Мне предстояло составить план действий на завтрашний день. Негласное правило — утро вечера мудренее — полностью оправдывало себя, следовательно, до конкретных действий есть достаточное количество времени.
Поразмыслив, я пришла к выводу, что самое разумное — посетить квартиру Данилы. При желании вполне возможно уговорить старушку, его хозяйку, разрешить мне проникнуть в комнату Клементова, сославшись, скажем, на имеющиеся подозрения, что он хранит у себя опасные для жизни вещества. Пусть Нина Сергеевна понервничает, меня это особо не волновало, тем более что из-за нее и мне пришлось натерпеться в свой прошлый визит.

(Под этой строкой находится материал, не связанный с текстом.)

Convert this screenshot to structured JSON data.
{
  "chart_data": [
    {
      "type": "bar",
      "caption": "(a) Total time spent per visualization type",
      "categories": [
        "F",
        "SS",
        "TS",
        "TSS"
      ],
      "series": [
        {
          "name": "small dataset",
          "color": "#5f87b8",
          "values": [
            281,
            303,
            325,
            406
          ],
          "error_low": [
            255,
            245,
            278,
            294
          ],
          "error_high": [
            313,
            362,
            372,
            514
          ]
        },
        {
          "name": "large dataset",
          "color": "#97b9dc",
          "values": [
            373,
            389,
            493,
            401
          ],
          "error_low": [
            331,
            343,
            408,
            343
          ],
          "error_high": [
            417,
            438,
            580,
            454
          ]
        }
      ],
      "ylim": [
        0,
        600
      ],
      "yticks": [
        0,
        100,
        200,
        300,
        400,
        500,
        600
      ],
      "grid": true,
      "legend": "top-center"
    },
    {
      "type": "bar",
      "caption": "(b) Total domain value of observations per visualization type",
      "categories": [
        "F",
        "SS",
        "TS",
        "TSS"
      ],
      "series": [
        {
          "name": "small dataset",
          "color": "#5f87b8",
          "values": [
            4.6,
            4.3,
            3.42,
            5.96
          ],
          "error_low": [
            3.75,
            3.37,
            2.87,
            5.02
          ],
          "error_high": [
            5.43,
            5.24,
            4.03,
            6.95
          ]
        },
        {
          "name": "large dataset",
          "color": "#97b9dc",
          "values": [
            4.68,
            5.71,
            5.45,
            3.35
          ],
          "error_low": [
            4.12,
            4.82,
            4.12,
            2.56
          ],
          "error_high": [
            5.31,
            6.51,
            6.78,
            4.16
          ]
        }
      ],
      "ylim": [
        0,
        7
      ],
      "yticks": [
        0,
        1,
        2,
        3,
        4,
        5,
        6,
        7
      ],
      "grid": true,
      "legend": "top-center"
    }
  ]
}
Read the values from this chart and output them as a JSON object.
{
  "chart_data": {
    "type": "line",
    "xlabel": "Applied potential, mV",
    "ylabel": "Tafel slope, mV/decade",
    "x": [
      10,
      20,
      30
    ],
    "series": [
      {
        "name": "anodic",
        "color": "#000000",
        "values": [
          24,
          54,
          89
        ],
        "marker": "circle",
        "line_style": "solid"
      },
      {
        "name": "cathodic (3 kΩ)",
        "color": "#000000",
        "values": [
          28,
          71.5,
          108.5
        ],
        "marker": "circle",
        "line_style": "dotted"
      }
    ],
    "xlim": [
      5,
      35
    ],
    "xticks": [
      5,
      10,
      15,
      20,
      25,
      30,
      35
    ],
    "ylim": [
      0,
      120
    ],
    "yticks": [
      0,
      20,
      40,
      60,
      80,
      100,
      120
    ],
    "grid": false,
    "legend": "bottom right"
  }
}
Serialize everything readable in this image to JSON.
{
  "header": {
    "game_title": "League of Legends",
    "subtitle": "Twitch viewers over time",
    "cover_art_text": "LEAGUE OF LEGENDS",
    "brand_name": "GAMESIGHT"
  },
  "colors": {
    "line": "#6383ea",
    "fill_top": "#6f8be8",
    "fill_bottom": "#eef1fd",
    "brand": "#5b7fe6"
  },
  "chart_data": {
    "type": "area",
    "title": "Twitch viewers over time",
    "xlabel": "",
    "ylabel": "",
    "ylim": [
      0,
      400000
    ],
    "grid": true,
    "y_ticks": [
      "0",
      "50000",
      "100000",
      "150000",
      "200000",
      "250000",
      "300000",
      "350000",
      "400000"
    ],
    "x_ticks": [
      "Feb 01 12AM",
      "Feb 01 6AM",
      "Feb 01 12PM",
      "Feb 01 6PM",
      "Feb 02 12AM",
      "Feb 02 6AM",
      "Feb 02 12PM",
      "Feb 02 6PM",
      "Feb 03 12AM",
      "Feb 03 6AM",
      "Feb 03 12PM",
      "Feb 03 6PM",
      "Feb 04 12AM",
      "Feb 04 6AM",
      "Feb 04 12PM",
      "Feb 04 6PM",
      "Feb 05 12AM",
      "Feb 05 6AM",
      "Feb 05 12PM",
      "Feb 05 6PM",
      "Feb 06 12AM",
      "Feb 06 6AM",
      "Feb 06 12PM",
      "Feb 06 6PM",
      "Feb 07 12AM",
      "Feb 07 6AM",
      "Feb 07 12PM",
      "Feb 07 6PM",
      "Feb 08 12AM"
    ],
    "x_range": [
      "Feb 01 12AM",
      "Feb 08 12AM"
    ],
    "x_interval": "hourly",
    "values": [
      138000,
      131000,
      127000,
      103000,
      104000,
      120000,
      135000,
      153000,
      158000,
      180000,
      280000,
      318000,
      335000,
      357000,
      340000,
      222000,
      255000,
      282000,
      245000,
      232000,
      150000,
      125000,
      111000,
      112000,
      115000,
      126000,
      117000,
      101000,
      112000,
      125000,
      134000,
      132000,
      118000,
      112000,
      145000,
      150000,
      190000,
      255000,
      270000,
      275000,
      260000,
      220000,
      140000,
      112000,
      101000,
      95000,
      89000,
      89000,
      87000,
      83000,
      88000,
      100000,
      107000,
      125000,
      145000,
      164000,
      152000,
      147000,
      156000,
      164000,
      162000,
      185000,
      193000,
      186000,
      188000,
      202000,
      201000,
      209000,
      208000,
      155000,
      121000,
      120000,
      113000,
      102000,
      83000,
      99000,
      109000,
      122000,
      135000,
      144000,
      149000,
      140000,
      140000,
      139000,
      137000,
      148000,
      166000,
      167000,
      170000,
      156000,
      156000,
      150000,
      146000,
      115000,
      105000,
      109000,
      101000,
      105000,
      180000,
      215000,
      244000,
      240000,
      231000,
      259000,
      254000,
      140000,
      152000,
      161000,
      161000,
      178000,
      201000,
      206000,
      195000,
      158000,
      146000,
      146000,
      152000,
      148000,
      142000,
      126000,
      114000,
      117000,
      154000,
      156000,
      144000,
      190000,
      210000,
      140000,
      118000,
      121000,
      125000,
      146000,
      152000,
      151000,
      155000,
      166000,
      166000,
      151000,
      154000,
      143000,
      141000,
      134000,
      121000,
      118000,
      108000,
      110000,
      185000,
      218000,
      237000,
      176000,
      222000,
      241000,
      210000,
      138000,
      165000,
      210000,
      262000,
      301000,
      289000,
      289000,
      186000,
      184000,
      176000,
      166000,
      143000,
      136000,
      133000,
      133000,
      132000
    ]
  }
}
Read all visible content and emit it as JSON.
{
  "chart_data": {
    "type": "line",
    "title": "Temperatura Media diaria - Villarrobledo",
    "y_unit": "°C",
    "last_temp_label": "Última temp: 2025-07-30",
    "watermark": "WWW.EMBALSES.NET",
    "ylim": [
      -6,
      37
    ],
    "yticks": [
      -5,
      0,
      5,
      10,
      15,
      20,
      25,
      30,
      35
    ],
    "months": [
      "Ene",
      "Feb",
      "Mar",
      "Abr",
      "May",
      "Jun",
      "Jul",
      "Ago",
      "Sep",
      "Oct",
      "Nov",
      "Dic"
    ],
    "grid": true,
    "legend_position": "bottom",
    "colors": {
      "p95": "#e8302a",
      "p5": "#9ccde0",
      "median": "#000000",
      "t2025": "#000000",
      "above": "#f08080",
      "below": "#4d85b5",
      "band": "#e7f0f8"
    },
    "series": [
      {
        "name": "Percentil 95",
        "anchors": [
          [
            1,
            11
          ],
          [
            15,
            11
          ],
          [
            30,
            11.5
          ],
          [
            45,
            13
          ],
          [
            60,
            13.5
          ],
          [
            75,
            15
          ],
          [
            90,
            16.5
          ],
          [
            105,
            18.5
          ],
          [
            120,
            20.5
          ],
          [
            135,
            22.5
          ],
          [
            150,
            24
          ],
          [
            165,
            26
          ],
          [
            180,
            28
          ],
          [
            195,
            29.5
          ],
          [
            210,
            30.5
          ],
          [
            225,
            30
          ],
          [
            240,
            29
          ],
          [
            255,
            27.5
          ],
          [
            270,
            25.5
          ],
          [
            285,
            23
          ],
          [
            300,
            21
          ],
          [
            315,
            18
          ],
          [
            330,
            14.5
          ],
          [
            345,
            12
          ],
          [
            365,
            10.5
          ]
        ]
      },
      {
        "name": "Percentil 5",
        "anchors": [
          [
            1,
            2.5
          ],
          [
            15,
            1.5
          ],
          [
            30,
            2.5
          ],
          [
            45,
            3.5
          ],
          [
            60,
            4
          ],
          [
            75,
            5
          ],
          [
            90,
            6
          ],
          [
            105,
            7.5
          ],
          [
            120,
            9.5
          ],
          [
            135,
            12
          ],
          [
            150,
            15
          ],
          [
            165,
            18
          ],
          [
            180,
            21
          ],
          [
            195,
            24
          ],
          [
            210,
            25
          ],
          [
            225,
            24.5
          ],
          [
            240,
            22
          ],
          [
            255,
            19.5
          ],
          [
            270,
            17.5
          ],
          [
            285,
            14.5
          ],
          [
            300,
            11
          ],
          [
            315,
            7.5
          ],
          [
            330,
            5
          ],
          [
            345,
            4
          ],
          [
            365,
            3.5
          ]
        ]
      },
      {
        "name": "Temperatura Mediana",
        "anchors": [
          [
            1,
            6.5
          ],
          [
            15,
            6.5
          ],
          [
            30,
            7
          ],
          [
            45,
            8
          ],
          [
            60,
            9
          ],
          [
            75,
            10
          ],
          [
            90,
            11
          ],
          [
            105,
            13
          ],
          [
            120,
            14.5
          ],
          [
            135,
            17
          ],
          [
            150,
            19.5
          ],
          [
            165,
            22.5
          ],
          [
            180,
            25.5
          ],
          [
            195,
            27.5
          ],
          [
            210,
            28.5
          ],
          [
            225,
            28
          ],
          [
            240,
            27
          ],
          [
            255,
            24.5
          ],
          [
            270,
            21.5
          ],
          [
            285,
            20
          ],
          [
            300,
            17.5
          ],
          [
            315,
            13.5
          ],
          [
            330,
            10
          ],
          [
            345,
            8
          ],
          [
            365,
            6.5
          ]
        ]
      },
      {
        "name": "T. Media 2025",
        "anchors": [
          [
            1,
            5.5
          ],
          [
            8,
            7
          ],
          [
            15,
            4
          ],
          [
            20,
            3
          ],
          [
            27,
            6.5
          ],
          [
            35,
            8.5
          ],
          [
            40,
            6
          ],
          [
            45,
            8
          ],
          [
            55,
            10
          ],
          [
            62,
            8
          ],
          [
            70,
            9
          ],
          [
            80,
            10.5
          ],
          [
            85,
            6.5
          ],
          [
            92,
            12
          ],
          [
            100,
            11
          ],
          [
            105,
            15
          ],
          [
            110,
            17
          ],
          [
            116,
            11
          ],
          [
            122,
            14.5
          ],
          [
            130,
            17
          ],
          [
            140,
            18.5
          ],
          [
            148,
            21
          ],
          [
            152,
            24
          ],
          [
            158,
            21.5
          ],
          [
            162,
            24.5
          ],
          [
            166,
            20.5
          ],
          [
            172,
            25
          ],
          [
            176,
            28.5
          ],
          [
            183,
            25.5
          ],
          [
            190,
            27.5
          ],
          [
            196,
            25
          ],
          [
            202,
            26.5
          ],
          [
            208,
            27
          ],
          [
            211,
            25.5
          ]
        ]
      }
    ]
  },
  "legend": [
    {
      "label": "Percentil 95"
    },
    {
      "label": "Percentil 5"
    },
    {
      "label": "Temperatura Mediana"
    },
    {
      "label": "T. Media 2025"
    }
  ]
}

К тому же у меня имелся в запасе и более простой вариант — появиться в квартире, где помощник Гробовского снимал комнату в то время, когда никого не будет дома. Преимущества налицо — меня не отвлекает хозяйка и ей ничего не приходится объяснять. Данилы нет, следовательно, в его комнате я смогу делать то, что сочту нужным, и третье — Нина Сергеевна, которая явно несдержанна на язык, не расскажет Клементову о моем приходе. Получается, что гораздо лучше появиться в квартире в отсутствие хозяев. Правда, данный способ сопряжен с определенным риском — меня в любое время могут застать.
Если старушка скорее всего весь день будет сидеть на своей точке распространения мороженых продуктов, то день Клементова не расписан по минутам, и, следовательно, он может появиться в собственном доме неожиданно, мое присутствие там без его ведома явно не обрадует его.
Вечер выдался на редкость чудесный, и посему я подумала, что прогулка по набережной только поспособствует мыслительной деятельности и что свежий воздух — лучшее успокоительное. Кроме того, у меня было предчувствие, что сегодня непременно должно произойти нечто особенное. Но перед уходом я решила еще раз пролистать записную книжку, обнаруженную в кабинете Гробовского вместе с перчаткой.
Сомнений в том, что книжка принадлежала Даниле, не было. Я перелистывала страницу за страницей, пытаясь составить представление о том, какие места посещает мой последний подозреваемый. Телефонных номеров было достаточно много, к тому же Клементов не отличался аккуратностью и педантизмом — помечал не столько фамилии, сколько прозвища людей. Но с десяток фамилий с именами и даже отчествами все же имелось. Я решила, что это скорее всего клиенты, с которыми работали они с Гробовским. Я подумала, что парочку из них стоило проверить. По крайней мере, лишним это уж точно не будет.
Вот на первой странице подчеркнутый номер напротив имени. Некий Толик раньше весьма интересовал Клементова. Я сделала этот вывод из того, что записная книжка очень потертая, исписанная почти до конца, а данный телефон стоит в самом ее начале.
«После прогулки обязательно позвоню ему и попытаюсь выяснить, какие отношения у него с Данилой», — пообещала я своему отражению в зеркале и уже собиралась выйти, как зазвонил телефон. Возвращаться не хотелось, ведь это одна из отвратительнейших примет. Выжидающе посматривая на аппарат и жалея, что отключила определитель, я прикидывала, кто может мне сейчас звонить и насколько важен этот звонок. В конце концов махнула рукой на приметы. Чем теряться в догадках и мучительно раздумывать, уйти на прогулку или ответить, я прошла в комнату и рывком сняла трубку.